Sztab kandydata KO na prezydenta Rafała Trzaskowskiego złożył we wtorek w PKW ponad 1,6 mln podpisów poparcia. Trzaskowski poinformował, że podpisy wciąż spływają; Zapowiedział na najbliższe dni akcję wieszania banerów; we wtorek udał się do woj. łódzkiego na kolejne spotkania wyborcze.

Podpisy do PKW dostarczyli współpracownicy Trzaskowskiego i politycy Koalicji Obywatelskiej. Sztabowcy przynieśli 106 kartonów z podpisami.

W rejestracji uczestniczył sam kandydat, który przez megafon dziękował sympatykom za zaangażowanie. "Tych podpisów jest już dzisiaj policzonych 1,6 mln, a będzie prawdopodobnie więcej. Chciałem wszystkim serdecznie podziękować za tę olbrzymią mobilizację, za tą fantastyczną energię, którą widzieliśmy na ulicach polskich wsi, miasteczek i miast" - powiedział Trzaskowski.
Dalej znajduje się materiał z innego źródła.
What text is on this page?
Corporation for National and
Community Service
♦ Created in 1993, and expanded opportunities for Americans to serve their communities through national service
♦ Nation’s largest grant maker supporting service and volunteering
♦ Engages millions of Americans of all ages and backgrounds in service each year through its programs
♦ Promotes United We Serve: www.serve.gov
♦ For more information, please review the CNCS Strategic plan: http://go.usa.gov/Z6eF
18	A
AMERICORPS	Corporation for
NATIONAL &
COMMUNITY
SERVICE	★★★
Jak dodał, pomimo tego, że rządzący próbowali rzucać mu "kłody pod nogi", dając mu kilka dni na zebranie wymaganych minimum 100 tysięcy podpisów poparcia, wyzwolili "nieprawdopodobną energię i falę poparcia", która niesie go w kampanii wyborczej. "Takiej energii, wszyscy to powtarzają, nie widzieliśmy w Polsce od bardzo wielu lat" - podkreślał Trzaskowski.

Przypomniał, że w ostatnich dniach odbył bardzo wiele spotkań w wielu miejscach Polski. "Niektóre były niebywale wzruszające. Na Podhalu, na stacji benzynowej ludzie podpisywali się na listy, z Nowego Targu, z Łopusznej, zewsząd" - mówił obecny prezydent Warszawy. Dodał, że wśród osób, które podpisywały listy poparcia było też sporo bardzo młodych ludzi, także takich, którzy dopiero co ukończyli 18 lat. "Mówili nam o tym, że liczą na zmianę" - podkreślał Trzaskowski.

Podziękował też Prawu i Sprawiedliwości, że ograniczając do tygodnia czas na zbieranie podpisów, zafundowała mu i jego sympatykom "wielkie święto". "Święto życzliwości, uśmiechu, święto budowania wspólnoty. Ja rzadko dziękuję władzy, ale tym razem podziękuję, naprawdę warto" - ironizował kandydat KO na prezydenta.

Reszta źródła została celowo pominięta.